God breaks the seal and says: “I love you and suffered for you and died for you and raised Jesus to life for you, just as you are. There is nothing you could possible do to earn my love. I will always be with you and never away from you. I will always be for you and never against you. I will always stay by your side fighting for you, doing all that I can to wring whatever good can be wrung out of all of your misery.” God says “I will give you an Easter Faith to live victoriously in your Good Friday world.”

“Through eyes and ears of Easter faith you will see my resurrecting presence all around and hear my voice everywhere. You will be able to see it in flowers and in the trees. You will read it in a card sent to you by a friend. You will experience through the smile of a child.”

You can know it through the devotion of a Sunday School teacher. You can experience it through the woman who serves meals in the soup kitchen the needy. You can experience it with the church group who visits the nursing home; see it in the one who volunteers at the hospital; through the family who gives sacrificially and faithfully to the church, through missionaries who have given their lives to serve in third world countries, through encouraging words, handshakes, hugs, through a meal prepared; a lawn mowed, a house painted, a petition signed.

You can hear it through the confessions of faith from two young men being baptized.

God says you can hear it and see it and sense it and know it through people who by my grace are living an Easter Faith in a Good Friday world. You can see it when and wherever justice finally prevails and love ultimately wins.

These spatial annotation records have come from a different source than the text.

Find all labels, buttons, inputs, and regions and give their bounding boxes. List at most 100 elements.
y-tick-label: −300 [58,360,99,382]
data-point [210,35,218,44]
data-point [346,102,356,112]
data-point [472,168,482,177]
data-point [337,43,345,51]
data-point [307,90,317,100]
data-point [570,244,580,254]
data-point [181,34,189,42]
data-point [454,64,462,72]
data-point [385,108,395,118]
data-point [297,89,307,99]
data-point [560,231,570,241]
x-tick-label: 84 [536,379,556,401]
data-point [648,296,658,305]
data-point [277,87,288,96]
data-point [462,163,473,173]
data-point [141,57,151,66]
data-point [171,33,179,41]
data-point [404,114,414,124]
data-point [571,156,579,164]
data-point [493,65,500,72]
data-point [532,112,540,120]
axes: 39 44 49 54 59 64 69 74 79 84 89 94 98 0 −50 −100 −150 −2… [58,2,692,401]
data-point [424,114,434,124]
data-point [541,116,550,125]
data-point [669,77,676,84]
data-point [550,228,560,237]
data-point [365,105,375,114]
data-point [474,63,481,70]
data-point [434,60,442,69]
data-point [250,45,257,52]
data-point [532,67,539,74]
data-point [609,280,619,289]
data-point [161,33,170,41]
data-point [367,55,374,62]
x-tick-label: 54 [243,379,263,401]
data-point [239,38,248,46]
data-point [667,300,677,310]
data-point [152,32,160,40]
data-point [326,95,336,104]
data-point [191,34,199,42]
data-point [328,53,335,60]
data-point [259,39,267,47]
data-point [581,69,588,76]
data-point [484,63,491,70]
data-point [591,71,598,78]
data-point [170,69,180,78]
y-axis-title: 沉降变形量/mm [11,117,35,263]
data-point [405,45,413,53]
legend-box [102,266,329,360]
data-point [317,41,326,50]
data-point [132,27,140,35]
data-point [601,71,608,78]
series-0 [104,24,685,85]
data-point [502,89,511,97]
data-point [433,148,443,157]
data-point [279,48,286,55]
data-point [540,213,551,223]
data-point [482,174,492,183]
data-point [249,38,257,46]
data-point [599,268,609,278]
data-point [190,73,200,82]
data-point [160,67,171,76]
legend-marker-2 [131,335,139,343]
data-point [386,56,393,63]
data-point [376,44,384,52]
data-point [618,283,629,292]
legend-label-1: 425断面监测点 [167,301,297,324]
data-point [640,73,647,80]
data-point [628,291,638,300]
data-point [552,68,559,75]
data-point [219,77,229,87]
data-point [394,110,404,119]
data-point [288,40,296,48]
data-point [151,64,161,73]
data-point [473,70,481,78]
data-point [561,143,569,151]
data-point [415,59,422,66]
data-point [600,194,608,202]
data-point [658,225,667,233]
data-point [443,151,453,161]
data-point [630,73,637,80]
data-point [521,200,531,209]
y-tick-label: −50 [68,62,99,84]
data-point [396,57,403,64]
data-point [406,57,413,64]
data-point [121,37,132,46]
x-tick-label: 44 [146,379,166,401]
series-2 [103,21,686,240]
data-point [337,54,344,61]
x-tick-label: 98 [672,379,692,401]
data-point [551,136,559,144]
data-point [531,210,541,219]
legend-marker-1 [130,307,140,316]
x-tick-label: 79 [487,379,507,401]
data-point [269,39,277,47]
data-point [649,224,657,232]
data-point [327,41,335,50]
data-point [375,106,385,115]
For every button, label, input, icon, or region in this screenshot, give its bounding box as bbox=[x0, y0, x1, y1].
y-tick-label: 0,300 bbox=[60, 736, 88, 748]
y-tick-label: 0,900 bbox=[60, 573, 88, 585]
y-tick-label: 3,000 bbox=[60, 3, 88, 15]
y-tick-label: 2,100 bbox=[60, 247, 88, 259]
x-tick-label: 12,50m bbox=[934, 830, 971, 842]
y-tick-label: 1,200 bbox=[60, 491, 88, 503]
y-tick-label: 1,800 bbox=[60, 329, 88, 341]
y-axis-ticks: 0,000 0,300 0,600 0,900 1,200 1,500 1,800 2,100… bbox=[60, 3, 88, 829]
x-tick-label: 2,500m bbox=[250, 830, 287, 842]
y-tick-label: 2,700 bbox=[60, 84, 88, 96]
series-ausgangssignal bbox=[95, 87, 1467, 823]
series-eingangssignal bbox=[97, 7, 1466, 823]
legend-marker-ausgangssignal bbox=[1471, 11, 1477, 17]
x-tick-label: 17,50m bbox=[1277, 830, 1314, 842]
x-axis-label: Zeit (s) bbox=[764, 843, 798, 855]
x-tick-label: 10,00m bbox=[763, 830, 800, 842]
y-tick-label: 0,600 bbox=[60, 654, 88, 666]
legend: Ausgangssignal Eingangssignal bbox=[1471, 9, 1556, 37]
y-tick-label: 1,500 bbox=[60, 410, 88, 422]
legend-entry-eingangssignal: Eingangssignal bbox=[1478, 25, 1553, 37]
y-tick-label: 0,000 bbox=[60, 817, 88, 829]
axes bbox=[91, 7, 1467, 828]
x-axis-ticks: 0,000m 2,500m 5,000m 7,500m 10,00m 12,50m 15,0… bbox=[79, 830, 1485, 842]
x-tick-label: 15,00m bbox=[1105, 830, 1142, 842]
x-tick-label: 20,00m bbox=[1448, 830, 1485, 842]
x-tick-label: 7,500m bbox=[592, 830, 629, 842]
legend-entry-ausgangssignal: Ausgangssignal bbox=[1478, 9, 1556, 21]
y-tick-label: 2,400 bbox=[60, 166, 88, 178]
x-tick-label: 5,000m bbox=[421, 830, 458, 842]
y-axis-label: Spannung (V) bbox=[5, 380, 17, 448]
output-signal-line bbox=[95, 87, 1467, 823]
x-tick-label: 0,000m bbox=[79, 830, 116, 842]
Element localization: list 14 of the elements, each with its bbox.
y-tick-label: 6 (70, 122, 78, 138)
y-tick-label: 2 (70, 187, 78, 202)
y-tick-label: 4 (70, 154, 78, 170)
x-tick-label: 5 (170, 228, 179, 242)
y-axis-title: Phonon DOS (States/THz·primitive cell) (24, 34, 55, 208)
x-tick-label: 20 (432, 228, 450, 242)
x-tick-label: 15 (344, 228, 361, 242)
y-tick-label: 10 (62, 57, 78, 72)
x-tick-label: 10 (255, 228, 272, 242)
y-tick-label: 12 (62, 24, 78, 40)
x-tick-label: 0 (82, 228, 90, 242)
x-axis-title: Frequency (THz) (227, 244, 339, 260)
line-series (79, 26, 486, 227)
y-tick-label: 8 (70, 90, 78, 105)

During this coming week, you will not have to pay close attention to continue to hear the voices of Good Friday. You will quite possibly hear them even before this Easter Sunday ends. My hope and prayer is that as people living an Easter faith, we will continue to raise our Easter voices: voices of hope; voices of justice; voices of equality; voices of peace and love; voices of life; voices of a new day dawning; voices of a tomb whose seal has been broken on this day and forevermore.